At least 15 immigrant women who launched a hunger strike in protest of their ongoing Immigration and Customs Enforcement detention won their freedom this week, and were released from a California detention facility that has been the target of a recent class-action lawsuit over dangerous conditions amid the novel coronavirus pandemic, advocates told the San Francisco Chronicle.
”The release follows weeks of protests and a hunger strike among the women in the facility who said they were unable to follow health guidelines like physical distancing, putting them at risk of COVID-19,” the report said. Still, far too many continue to remain jailed and at risk of harm at Mesa Verde Detention Facility. Donovant Grant, a person still detained at the facility, told the Chronicle, “We could die here. We cannot do social distancing, and people are coming in and out every day.
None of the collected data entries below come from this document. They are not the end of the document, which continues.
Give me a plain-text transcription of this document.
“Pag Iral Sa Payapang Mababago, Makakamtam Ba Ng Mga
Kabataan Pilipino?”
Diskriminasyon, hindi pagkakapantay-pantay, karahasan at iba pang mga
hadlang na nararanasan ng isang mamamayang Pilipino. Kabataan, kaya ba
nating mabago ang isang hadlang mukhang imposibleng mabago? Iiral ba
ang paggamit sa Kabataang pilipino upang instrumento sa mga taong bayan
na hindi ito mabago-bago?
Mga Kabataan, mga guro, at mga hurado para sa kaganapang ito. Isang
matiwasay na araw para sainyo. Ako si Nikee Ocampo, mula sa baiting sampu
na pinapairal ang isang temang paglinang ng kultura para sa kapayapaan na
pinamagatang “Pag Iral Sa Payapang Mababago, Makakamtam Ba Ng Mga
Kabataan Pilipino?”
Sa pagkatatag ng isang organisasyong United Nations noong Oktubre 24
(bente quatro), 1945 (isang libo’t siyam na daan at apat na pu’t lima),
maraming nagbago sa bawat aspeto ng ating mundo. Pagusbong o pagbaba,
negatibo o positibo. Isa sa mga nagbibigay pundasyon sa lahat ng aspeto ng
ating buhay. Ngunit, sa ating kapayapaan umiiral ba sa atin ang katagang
I see so many different faces.”
A lawsuit filed by advocates last month demanding the release of detainees from Mesa Verde and the Yuba County Jail said conditions there make practicing safety guidelines like social distancing just about impossible. “Immigrants at both of these facilities generally sleep in packed dormitory rooms on bunk beds bolted to the floor only a few feet from each other,” advocates said. “We are crammed together,” Brenda, a detainee who won her case but remains jailed at Yuba because the government is appealing her case, said in a statement. “If there is an outbreak here, we will all catch it.”
”At Mesa Verde, conditions have become so dire that a group of detainees engaged in a hunger strike to call attention to the hazardous condition sin the facility and Defendants’ refusal to adequately protect them from contracting COVID-19,” court documents stated. But, “As participation grew, and the media became aware of Plaintiffs’ protest, Defendants retaliated against the protesters. GEO and its employees threatened to cut access to commissary items—food, shampoo, soap, and other personal hygiene products Plaintiffs purchase with their own money—if the hunger strike continued.”
“As a result of Defendants’ retaliation, many Plaintiffs stopped their hunger strike,” the document continues, though clearly, others persisted. Detainees elsewhere have similarly launched hunger strikes that come at great risk, and not just because they’re forgoing nutrition. Officials last year force-fed hunger-striking asylum-seekers in Texas in a horrific process that “can be cruel, inhuman, and degrading,” Human Rights Watch said. “Debilitating risks of force-feeding include major infections, pneumonia, collapsed lungs, heart failure, post-traumatic stress disorder and other psychological trauma.”
The group of women at Mesa Verde may be safer now, but far too many others continue to remain at risk because ICE won’t release them, as experts have recommended. “The litigation led to release of some women detained at Mesa Verde, but despite the urgent risk to their lives, many were still being denied release,” Centro Legal de la Raza attorney Susan Beaty told the Chronicle. “The persistency of the hunger strikers on the inside and the mounting public pressure coming from the outside is what pushed ICE to use its authority to release them.”